“God must hate me” – A true story

“God must hate me” – A true story

When I was about 19, I wasn’t sure God liked me. In fact, I couldn’t see how he could stand me.  I had been raised in church, and had heard all my life that God loved me. I had sung the song “Jesus loves me, this I know” since I was little. But I knew also that God was “holy” – whatever that meant – that he was completely pure and good, and that evil was repulsive to him.

So I went to church, and to college worship services, and I sang along (usually), but inside I struggled. How could God possibly stand me?

You have to understand, I was a high achiever, a perfectionist. I checked off all the boxes – never tried drugs, got good grades, read the Bible, did my best. The kids at school knew me as the religious church girl. But I still didn’t feel like I was clean enough for God to want to hang out with me.

I had this nagging sense that I was never good enough for him. And I knew the kinds of things that went on inside my head that I wasn’t proud of – what the Bible calls sin – such as the pride and anger that I couldn’t seem to shake. I would often catch myself trying to decide if I was better than the people around me, or if they were better than me. I struggled with an endless internal tug-of-war between insecurity and arrogance. I assumed it disgusted God as much as it did me.

You’d think that I would know where I stood with God. I knew that he had come to earth as a human, Jesus, and had paid for my sin by dying on the cross. I had already accepted his gift and trusted him to take me to heaven, and I knew I was part of his family. But I had this mental picture of God as a distant relative – someone who loves you because they have to love you, and they can put up with you at holidays, but they wouldn’t want to be around you any more often than that. Being part of God’s family ensured his acceptance of me, but not (I thought) his affection for me.

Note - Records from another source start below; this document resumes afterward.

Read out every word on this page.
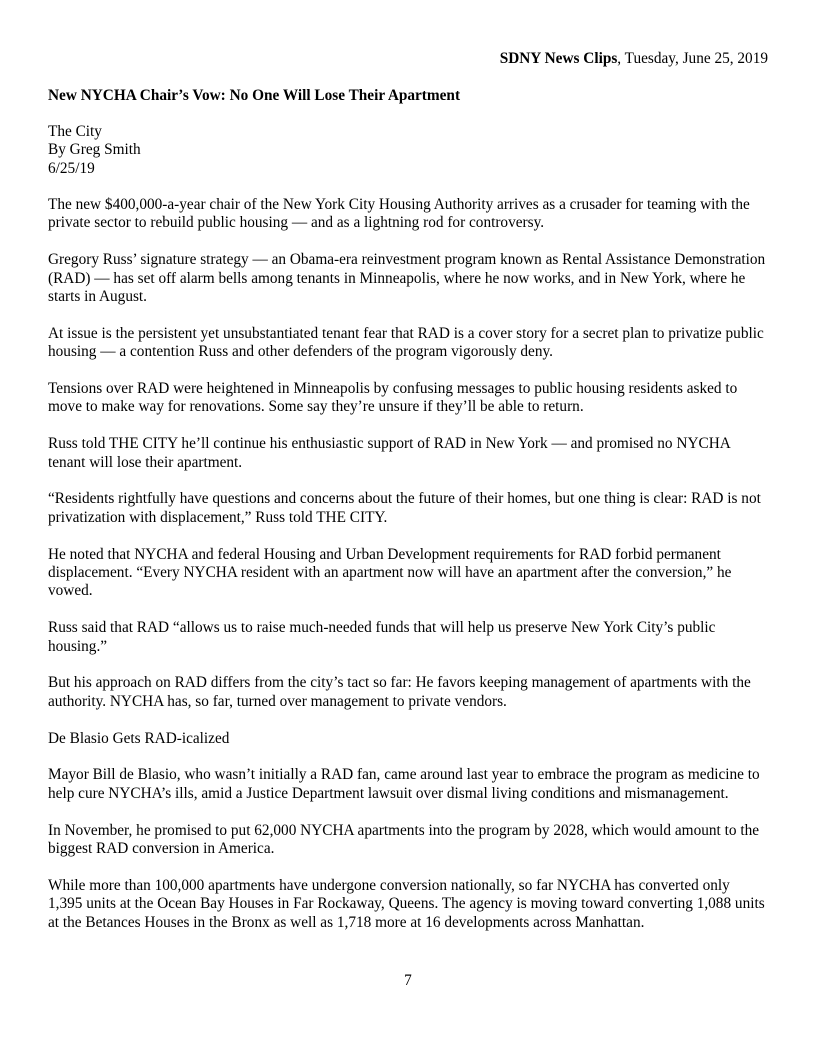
SDNY News Clips, Tuesday, June 25, 2019
New NYCHA Chair’s Vow: No One Will Lose Their Apartment
The City
By Greg Smith
6/25/19

The new $400,000-a-year chair of the New York City Housing Authority arrives as a crusader for teaming with the private sector to rebuild public housing — and as a lightning rod for controversy.

Gregory Russ’ signature strategy — an Obama-era reinvestment program known as Rental Assistance Demonstration (RAD) — has set off alarm bells among tenants in Minneapolis, where he now works, and in New York, where he starts in August.

At issue is the persistent yet unsubstantiated tenant fear that RAD is a cover story for a secret plan to privatize public housing — a contention Russ and other defenders of the program vigorously deny.

Tensions over RAD were heightened in Minneapolis by confusing messages to public housing residents asked to move to make way for renovations. Some say they’re unsure if they’ll be able to return.

Russ told THE CITY he’ll continue his enthusiastic support of RAD in New York — and promised no NYCHA tenant will lose their apartment.

“Residents rightfully have questions and concerns about the future of their homes, but one thing is clear: RAD is not privatization with displacement,” Russ told THE CITY.

He noted that NYCHA and federal Housing and Urban Development requirements for RAD forbid permanent displacement. “Every NYCHA resident with an apartment now will have an apartment after the conversion,” he vowed.

Russ said that RAD “allows us to raise much-needed funds that will help us preserve New York City’s public housing.”

But his approach on RAD differs from the city’s tact so far: He favors keeping management of apartments with the authority. NYCHA has, so far, turned over management to private vendors.

De Blasio Gets RAD-icalized

Mayor Bill de Blasio, who wasn’t initially a RAD fan, came around last year to embrace the program as medicine to help cure NYCHA’s ills, amid a Justice Department lawsuit over dismal living conditions and mismanagement.

In November, he promised to put 62,000 NYCHA apartments into the program by 2028, which would amount to the biggest RAD conversion in America.

While more than 100,000 apartments have undergone conversion nationally, so far NYCHA has converted only 1,395 units at the Ocean Bay Houses in Far Rockaway, Queens. The agency is moving toward converting 1,088 units at the Betances Houses in the Bronx as well as 1,718 more at 16 developments across Manhattan.

7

I remember exactly where I was when I found out otherwise. It was a weekly Bible study of a couple thousand students (I went to a really big university), and the speaker read this part of the Bible to us:

For you have not received a spirit of slavery leading to fear again, but you have received a spirit of adoption as sons and daughters by which we cry out, “Daddy! Father!”
The Spirit Himself testifies that we are children of God,
and if children, heirs also, heirs of God and fellow heirs with Christ, if indeed we suffer with Him so that we may also be glorified with Him.

– Romans 8:15-17, NASB

I couldn’t believe it. God wanted me as his daughter and heir, not as some distant relative! And once I started looking, I found other descriptions in the Bible of how God feels about his family:

No longer do I call you servants, but friends.

– John 15:15, ESV

From that one, I learned that Jesus considers me his friend.

O Lord, you have searched me and known me!
You know when I sit down and when I rise up;
and are acquainted with all my ways.
Even before a word is on my tongue, behold, O Lord, you know it altogether.
How precious to me are your thoughts, O God! How vast is the sum of them!
If I would count them, they are more than the sand.

– Psalm 139:1-4, 17-18, ESV

Here I learned that God knows my sins and failures even better than I do, and yet he’s constantly thinking about me and loves me no less.

These verses helped me understand what it really meant for me to be part of God’s family. Finally it all made sense. Yes, God hates sin. Yes, I am a sinner. What the Bible says in Romans 3:23 is still true – “Because all people have sinned, they have fallen short of God’s glory.” [Romans 3:23, GOD’S WORD® translation of the Bible] But when I trusted Jesus, he took my sins, and now I am God’s treasured child. Now I can go on to the next sentence, which says that I “receive God’s approval freely by an act of his kindness through the price Jesus paid to set us free.” [Romans 3:24, GOD’S WORD® translation of the Bible.] I had thought that God’s love for me was a grudging, reluctant acceptance. Now I know that it’s an all-in, honest affection and that he really values me. God actually likes me!